Voici deux poèmes de Pablo Neruda que j’apprécie particulièrement :

 

Il semble qu’un navire autre que tous les autres
Devra, l’heure venue, se montrer sur la mer
Il n’est pas en acier. Ses pavillons
Ne sont pas orangés :
Nul ne sait d’où il vient
Ni à quelle heure on le verra :
Mais tout est prêt
Et il n’est de plus beau salon dressé
Pour ce fugace événement.
L’écume est déployée
Comme un luxueux tapis
Tout d’étoiles tissé,
Et plus loin c’est le bleu,
Le vert, le mouvement ultra-marin,
L’attente générale.
Et les rochers, ouverts,
Lavés, nets, éternels,
Ont été disposés
Sur le sable comme un cordon
De châteaux, un cordon de tours.
Tout
est prêt,
On a invité le silence,
Et les hommes eux-mêmes, toujours distraits,
Espèrent bien ne point perdre cette présence :
Ils se sont habillés comme pour un dimanche,
Ils ont fait briller leurs souliers,
Ils ont passé le peigne en leurs cheveux.
Ils ont vieilli, ils ont vieilli,
Et le bateau n’arrive toujours pas.

 

Pablo Neruda, « La mer et les cloches » in La rose détachée et autres poèmes (traduit de l’espagnol par Claude Couffon), Ed.
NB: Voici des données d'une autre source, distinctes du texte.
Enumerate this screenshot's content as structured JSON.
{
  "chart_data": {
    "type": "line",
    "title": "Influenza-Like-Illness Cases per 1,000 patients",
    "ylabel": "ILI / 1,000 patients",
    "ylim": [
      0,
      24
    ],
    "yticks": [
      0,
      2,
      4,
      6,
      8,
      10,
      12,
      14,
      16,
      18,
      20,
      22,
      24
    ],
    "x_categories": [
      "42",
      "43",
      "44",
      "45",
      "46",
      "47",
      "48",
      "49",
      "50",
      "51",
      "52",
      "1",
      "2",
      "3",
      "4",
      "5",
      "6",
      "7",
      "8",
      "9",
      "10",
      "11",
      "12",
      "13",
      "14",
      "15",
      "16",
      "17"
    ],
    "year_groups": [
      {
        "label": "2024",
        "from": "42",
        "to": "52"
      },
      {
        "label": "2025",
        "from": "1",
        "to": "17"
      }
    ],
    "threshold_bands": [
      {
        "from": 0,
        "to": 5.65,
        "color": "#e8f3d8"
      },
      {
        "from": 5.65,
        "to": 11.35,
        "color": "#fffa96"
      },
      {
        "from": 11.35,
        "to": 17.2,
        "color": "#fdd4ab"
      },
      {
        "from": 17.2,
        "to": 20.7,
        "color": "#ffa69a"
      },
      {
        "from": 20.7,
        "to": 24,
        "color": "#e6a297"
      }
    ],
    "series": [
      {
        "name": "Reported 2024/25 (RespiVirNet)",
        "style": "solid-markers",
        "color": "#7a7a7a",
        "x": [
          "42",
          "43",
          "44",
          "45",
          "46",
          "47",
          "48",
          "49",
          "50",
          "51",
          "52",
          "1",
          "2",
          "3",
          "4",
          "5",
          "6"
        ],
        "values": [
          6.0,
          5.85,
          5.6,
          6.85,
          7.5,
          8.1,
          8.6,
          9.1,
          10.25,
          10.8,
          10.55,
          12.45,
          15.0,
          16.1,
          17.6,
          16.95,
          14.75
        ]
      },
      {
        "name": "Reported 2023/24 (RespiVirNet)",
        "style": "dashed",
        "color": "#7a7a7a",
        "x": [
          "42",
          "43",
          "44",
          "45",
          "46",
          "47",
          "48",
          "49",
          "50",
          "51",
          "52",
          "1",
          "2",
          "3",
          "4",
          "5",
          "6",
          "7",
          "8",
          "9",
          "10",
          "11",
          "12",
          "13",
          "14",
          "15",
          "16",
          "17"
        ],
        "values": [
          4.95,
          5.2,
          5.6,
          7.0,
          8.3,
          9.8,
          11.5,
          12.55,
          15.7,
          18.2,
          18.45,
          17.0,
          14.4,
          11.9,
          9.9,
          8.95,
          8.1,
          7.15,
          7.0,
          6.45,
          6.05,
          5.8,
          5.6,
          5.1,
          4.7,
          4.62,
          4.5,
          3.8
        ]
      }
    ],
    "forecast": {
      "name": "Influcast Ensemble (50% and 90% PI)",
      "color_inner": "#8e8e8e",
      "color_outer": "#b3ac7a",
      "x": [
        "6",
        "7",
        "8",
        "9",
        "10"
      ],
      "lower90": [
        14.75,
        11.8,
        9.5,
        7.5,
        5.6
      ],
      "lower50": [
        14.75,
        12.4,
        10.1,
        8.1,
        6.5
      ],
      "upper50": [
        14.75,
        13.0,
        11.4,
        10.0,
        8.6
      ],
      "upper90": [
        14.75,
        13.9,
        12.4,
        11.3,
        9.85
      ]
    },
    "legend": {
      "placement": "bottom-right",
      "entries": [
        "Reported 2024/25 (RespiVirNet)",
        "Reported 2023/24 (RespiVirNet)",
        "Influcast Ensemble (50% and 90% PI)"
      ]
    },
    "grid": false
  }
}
Gallimard, 1979.

 

mer vagues

 

PIC SAUVAGE

 

Il est un pic sauvage
Ici, sur le rivage ;
Le vent en sa furie,
Le sel et la colère,
Depuis toujours, hier
Et maintenant, et chaque siècle
L’ont attaqué :
Il a des rides,
Des antres, des crevasses,
Des profils, des gradins,
Des joues de granit,
Et la mer sur le roc éclate,
Elle y brise, amoureuse,
Son baiser pervers, ses
Éclairs d’écume,
Son éclat de lune rageuse.
C’est un pic gris,
Couleur d’âge, austère, infini,
Lassé, puissant.

 

Pablo Neruda, « Défauts choisis », in La rose détachée et autres poèmes (traduit de l’espagnol par Claude Couffon), Ed. Gallimard, 1979.